The Vioxx Mistrial
This article is from the archive of The New York Sun before the launch of its new website in 2022. The Sun has neither altered nor updated such articles but will seek to correct any errors, mis-categorizations or other problems introduced during transfer.

Yesterday’s mistrial in the third Vioxx lawsuit to go to a jury suggests that last week’s “new” disclosures about supposedly faulty data in one study of the drug could be hitting a jury before you know it. Plaintiffs’ attorneys must be relieved at the thought of a second shot in the case at hand with more “damning” evidence after failing to convince all but one juror the first time around. But before anyone gets too excited, let’s review what we do and don’t know about the New England Journal of Medicine study that has the tort bar drooling and New York Times editorialists hyperventilating.
We do know that the study found a somewhat higher risk of heart attack from taking Vioxx as compared to naproxen, the active ingredient in over-the-counter Aleve. We know a paper about the drugs’ effects on patients’ stomachs noted the difference in heart risk. We know that some data quantifying Vioxx risks more precisely were not included in that paper. In other words, not to put too fine a point on it, we don’t know anything now that we didn’t know four and a half years ago.

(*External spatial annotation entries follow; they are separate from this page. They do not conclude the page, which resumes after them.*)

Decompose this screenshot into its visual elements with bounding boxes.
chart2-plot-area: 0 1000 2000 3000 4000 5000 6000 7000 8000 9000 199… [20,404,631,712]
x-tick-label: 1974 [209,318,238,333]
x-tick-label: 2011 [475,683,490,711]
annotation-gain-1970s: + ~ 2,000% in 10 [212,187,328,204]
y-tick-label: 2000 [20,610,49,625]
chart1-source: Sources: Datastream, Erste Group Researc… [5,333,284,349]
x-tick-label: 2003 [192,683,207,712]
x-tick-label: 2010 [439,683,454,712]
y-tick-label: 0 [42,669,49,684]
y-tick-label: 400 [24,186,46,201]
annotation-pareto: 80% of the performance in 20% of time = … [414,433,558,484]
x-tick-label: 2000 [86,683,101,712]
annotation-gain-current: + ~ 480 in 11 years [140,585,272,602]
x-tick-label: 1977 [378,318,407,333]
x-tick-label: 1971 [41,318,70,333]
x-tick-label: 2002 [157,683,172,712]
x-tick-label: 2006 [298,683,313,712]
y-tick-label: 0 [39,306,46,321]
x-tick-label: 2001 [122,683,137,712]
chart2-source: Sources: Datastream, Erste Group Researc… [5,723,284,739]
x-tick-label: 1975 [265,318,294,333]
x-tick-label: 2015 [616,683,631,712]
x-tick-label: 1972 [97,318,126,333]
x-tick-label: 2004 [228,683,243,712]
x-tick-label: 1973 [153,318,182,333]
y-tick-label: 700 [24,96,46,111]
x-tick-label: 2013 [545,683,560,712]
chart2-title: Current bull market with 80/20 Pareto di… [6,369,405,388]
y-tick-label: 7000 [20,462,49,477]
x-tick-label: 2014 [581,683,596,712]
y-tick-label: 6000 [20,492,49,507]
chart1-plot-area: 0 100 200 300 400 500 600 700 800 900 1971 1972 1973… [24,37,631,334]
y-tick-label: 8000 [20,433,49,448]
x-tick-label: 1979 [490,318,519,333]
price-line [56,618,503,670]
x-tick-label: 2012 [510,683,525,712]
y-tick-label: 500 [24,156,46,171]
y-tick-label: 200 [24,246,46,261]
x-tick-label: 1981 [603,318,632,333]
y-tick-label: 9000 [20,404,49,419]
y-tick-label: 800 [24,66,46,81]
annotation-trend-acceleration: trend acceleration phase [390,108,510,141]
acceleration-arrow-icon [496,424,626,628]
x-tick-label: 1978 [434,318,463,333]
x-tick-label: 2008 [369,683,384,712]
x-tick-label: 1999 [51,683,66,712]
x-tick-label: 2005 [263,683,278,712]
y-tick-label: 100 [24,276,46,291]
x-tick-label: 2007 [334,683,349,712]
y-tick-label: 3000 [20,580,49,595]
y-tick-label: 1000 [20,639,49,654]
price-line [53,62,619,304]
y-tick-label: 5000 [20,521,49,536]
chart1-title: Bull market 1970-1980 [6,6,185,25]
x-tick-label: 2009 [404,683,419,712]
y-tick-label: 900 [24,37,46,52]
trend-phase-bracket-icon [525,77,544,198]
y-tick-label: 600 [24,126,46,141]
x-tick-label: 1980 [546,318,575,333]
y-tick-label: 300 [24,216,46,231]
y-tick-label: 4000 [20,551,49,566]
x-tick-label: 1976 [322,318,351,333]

The research in question was funded by Merck, conducted by 12 researchers, and published in the Journal’s November 23, 2000, issue under the eye-catching headline “Comparison of Upper Gastrointestinal Toxicity of Rofecoxib and Naproxen in Patients with Rheumatoid Arthritis.” As that title suggests, the researchers were actually on the lookout for ulcers. They did notice, however, a higher number of Vioxx patients suffering heart ailments, a result they duly reported in the paper. Three patients in the study suffered heart attacks – of the non-fatal variety – after the cutoff date the researchers had previously set when designing an experiment that wasn’t even investigating heart attacks. The data were included in an original draft of the paper. While it isn’t entirely clear why they were deleted, doing so was certainly consistent with standard scientific practice. And those heart attacks were reported in data supplied to the Food and Drug Administration and then publicly released within three months of the publication of the Journal article.
Plaintiffs’ lawyers, and even some editorialists like those at the New York Times, have spent the past few days trying to spin this as an example of Merck manipulating data in a self-funded study that was used to market the drug. They will have to navigate, however, the inconvenient fact, reported by the Wall Street Journal over the weekend, that when Merck sent out the New England Journal article in its marketing materials, it included a four-page summary noting the existence of the three disputed heart attacks and recalculating the cardiac risk accordingly. The researchers’ most serious “crime” here appears to be that they strictly adhered to basic scientific methods governing how to design studies of this type.
To be sure, unanswered questions about this incident remain. For example, why didn’t the New England Journal’s editors speak up in February 2001, when data on the three heart attacks were first released as part of an FDA report? Why didn’t they say anything in October 2004, when Vioxx was pulled from the market and the editors claim they first re-read this study? Why have they waited a month after an editor claims he was first made aware in a deposition of the researchers’ decision to delete the data from an earlier version of the study? Why did they finally decide to publish an editorial on the matter just as a federal jury was deliberating in a high profile Vioxx trial?
None of these questions, however, has to do with Merck. And none of the data at issue have much bearing on the federal case that hung a jury yesterday. Richard Irvin Jr. took Vioxx for less than a month before suffering a fatal heart attack; to the extent that the medicine posed an increased risk, it was only for patients who used it for a longer span. Eight of the nine federal jurors appear to have understood this, which may be why the chance to portray Merck as a big, bad corporate wolf that the New England Journal has so conveniently provided came as such a relief to trial lawyers.
What we’re left with as a result of this tempest in a pill bottle is the startling “revelation” that researchers funded by Merck designed a drug trial according to accepted scientific practices and reported the data appropriately; they didn’t conceal adverse data from the government or from doctors, but just reported those data in a more appropriate forum. Whatever else this episode might say about the state of modern medical publishing, it’s hard to see any warning about company-funded drug research here. Even more broadly, it says that this whole Vioxx controversy is primarily about the greed of the tort bar and about the hostility to capitalism in parts of the press.